An additional contribution of BPR4GDPR in this context will be its awareness-raising strategy, by all available dissemination means, as well as the BPR4GDPR User Community, that will be leveraged also for the assessment of social aspects of the BPR4GDPR results.
Increase in the use of privacy-by-design principles in ICT systems and services
BPR4GDPR will providing a holistic, yet modular, solution supporting privacy-by-design throughout the entire lifecycle of an organisational process, based collectively on innovative approaches. In fact, BPR4GDPR is a project that has been conceived on the basis of by-design principles, and as such has been prior research that will be leveraged by the project, as well as the innovation activities that the project will execute.
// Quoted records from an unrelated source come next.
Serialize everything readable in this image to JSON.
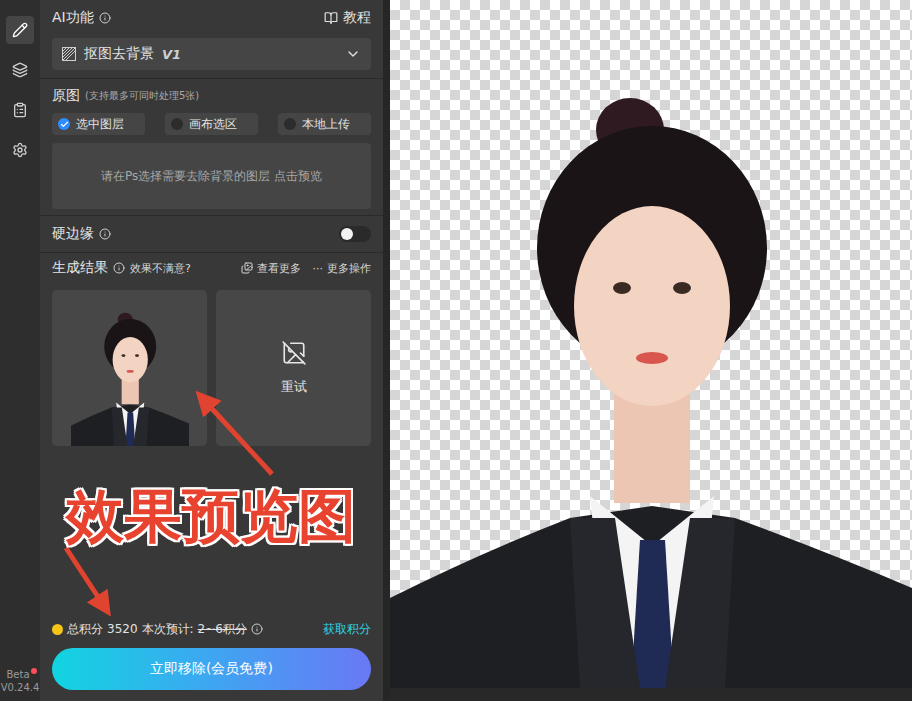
{
  "sidebar": {
    "tools": [
      {
        "selected": true
      },
      {
        "selected": false
      },
      {
        "selected": false
      },
      {
        "selected": false
      }
    ],
    "beta": "Beta",
    "beta_badge": true,
    "version": "V0.24.4"
  },
  "header": {
    "title": "AI功能",
    "tutorial": "教程"
  },
  "function_select": {
    "label": "抠图去背景",
    "version": "V1"
  },
  "source": {
    "title": "原图",
    "hint": "(支持最多可同时处理5张)",
    "options": [
      {
        "label": "选中图层",
        "selected": true
      },
      {
        "label": "画布选区",
        "selected": false
      },
      {
        "label": "本地上传",
        "selected": false
      }
    ],
    "dropzone": "请在Ps选择需要去除背景的图层 点击预览"
  },
  "hard_edge": {
    "label": "硬边缘",
    "on": false
  },
  "results": {
    "title": "生成结果",
    "unsatisfied": "效果不满意?",
    "view_more": "查看更多",
    "more_glyph": "···",
    "more_actions": "更多操作",
    "items": [
      {
        "kind": "preview"
      },
      {
        "kind": "retry",
        "label": "重试"
      }
    ]
  },
  "points": {
    "total_label": "总积分",
    "total": "3520",
    "estimate_label": "本次预计:",
    "estimate": "2~6积分",
    "estimate_struck": true,
    "get": "获取积分"
  },
  "primary_button": {
    "label": "立即移除(会员免费)"
  },
  "annotation": {
    "text": "效果预览图"
  },
  "canvas": {
    "transparent_background": true
  }
}
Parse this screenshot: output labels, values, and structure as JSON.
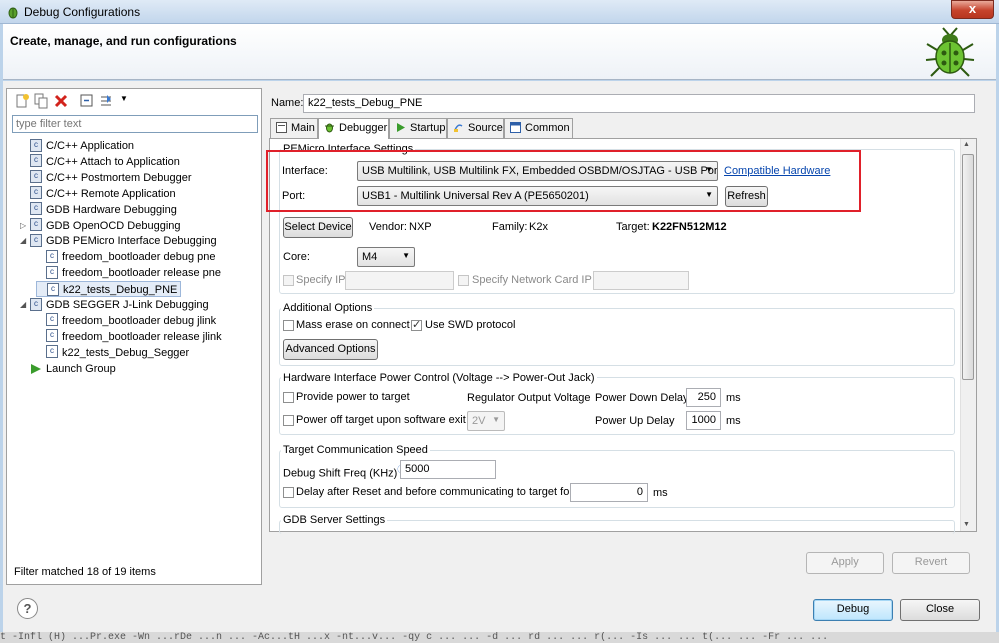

The BPR4GDPR focus is on processes, being either business processes or compositions of services; in fact, service-orientation has evolved as the dominant paradigm in modern software systems, marking a clear shift in software engineering towards autonomous functional entities that interact with each other in a loosely-coupled manner and support the development of rapid, low-cost, interoperable, evolvable, and massively distributed applications. Software services, and workflows thereof, are used in business and data intensive applications, whereas the of the Internet of Things (IoT), Cyber-Physical Systems (CPS), Cloud and Fog computing, provided new ground for service-orientation and workflows, resulting in their broad, or emerging, use in respective application domains, including healthcare, energy, transportation, finance, telecommunications, manufacturing and logistics, critical infrastructures, and others. Therefore, workflows and service compositions that are inherently privacy-aware will contribute to a great extent to the application of privacy-by-design at large scale.
To this end, the BPR4GDPR framework contribution shall be considerable, by ensuring:
- the incorporation of comprehensive security and privacy policies in an intuitive manner in process models;
- the verification of process models and their transformation so that they are by design privacy-aware;
- the enforcement of policies during execution, along with active data protection by means of “a compliance toolkit” and enforcement of data subjects’ rights;
- continuous auditing and adaptation of both workflow models and running instances, by means of privacy-aware process mining, for coping with compliance discrepancies.
Furthermore, an intended BPR4GDPR deployment model is to be provided as part of Cloud infrastructures, thereby ensuring compliance of applications running there. We refer to this as Compliance-as-a-Service (CaaS), and it is anticipated to further promote privacy-by-design principles. In fact, there is a growing trend in the use of Cloud, due to flexibility and operational burden reliefs. Gartner predicts an 18% increase in the Public Cloud market in 2017, and adopts the projection that this market will nearly double in 2020 compared to 2016, approaching 400 million dollars. Compared to other software deployment models, IDC claims that by 2020, penetration of Software-as-a-service (SaaS) versus traditional software deployment will be over 25%, whereas packaged software will shrink to 10% of new enterprise installations11. Therefore, the Cloud presents enormous potential impact; in fact, according to a DBO report, the vast majority (74%) of technology CFOs consider Cloud computing as the technology with the most measurable impact on their business in 2017. Therefor, BPR4GDPR expect to exploit this potential and bring privacy-by-design into practice.